The metaphor might be more literal than it seems at first. Creatives of all types have personal rituals to help them get into the zone so that they can produce. The fact that there aren’t any real similarities between these rituals other than the fact that they are repeated tells us something important: the core utility is in the reputation itself. With rituals, and with habits, we are creating a kind of beat that exists through time. Our repeated behavior is a heartbeat extrapolated to a larger scale, one of days and weeks.
So when caught in the doldrums of laziness, the task isn’t so much to wait for the right conditions, but to create them. But jumping straight into the creative work isn’t necessarily ideal nor effective. If it was, that’s what we’d do every time, but it’s just not that easy.
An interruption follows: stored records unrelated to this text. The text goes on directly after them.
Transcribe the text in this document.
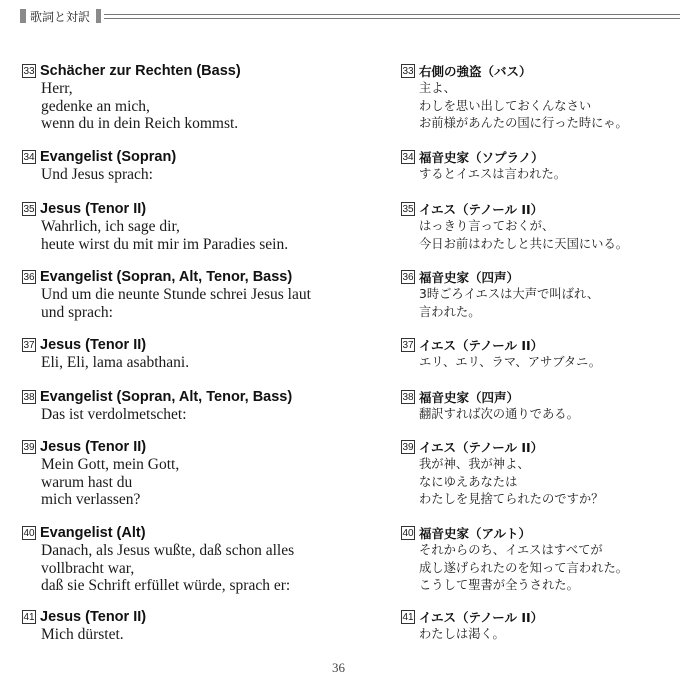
歌詞と対訳
33 Schächer zur Rechten (Bass)
Herr,
gedenke an mich,
wenn du in dein Reich kommst.
34 Evangelist (Sopran)
Und Jesus sprach:
35 Jesus (Tenor II)
Wahrlich, ich sage dir,
heute wirst du mit mir im Paradies sein.
36 Evangelist (Sopran, Alt, Tenor, Bass)
Und um die neunte Stunde schrei Jesus laut
und sprach:
37 Jesus (Tenor II)
Eli, Eli, lama asabthani.
38 Evangelist (Sopran, Alt, Tenor, Bass)
Das ist verdolmetschet:
39 Jesus (Tenor II)
Mein Gott, mein Gott,
warum hast du
mich verlassen?
40 Evangelist (Alt)
Danach, als Jesus wußte, daß schon alles
vollbracht war,
daß sie Schrift erfüllet würde, sprach er:
41 Jesus (Tenor II)
Mich dürstet.
33 右側の強盗（バス）
主よ、
わしを思い出しておくんなさい
お前様があんたの国に行った時にゃ。
34 福音史家（ソプラノ）
するとイエスは言われた。
35 イエス（テノール II）
はっきり言っておくが、
今日お前はわたしと共に天国にいる。
36 福音史家（四声）
3時ごろイエスは大声で叫ばれ、
言われた。
37 イエス（テノール II）
エリ、エリ、ラマ、アサブタニ。
38 福音史家（四声）
翻訳すれば次の通りである。
39 イエス（テノール II）
我が神、我が神よ、
なにゆえあなたは
わたしを見捨てられたのですか？
40 福音史家（アルト）
それからのち、イエスはすべてが
成し遂げられたのを知って言われた。
こうして聖書が全うされた。
41 イエス（テノール II）
わたしは渇く。
36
Instead, we can get the ball rolling with something mindless, but something that nonetheless primes the mind to get in gear.
Brushing teeth or putting on a seatbelt is a mindless and autonomous gesture that happens without thought because both are primed by their previous activities: getting out of bed, and opening the car door, which are also mindless. Habits and ritual behaviour strings together within the mind, one triggering the other, and such mindless rituals can be used to trigger more complex behavior, like sitting down for a long session of writing or coding.
The task here, which is often referred to vaguely as ‘motivation’ isn’t so much an attempt to catch a lost beat as much as it is to try and create a beat, which creates a rhythm for the mind to lose itself in.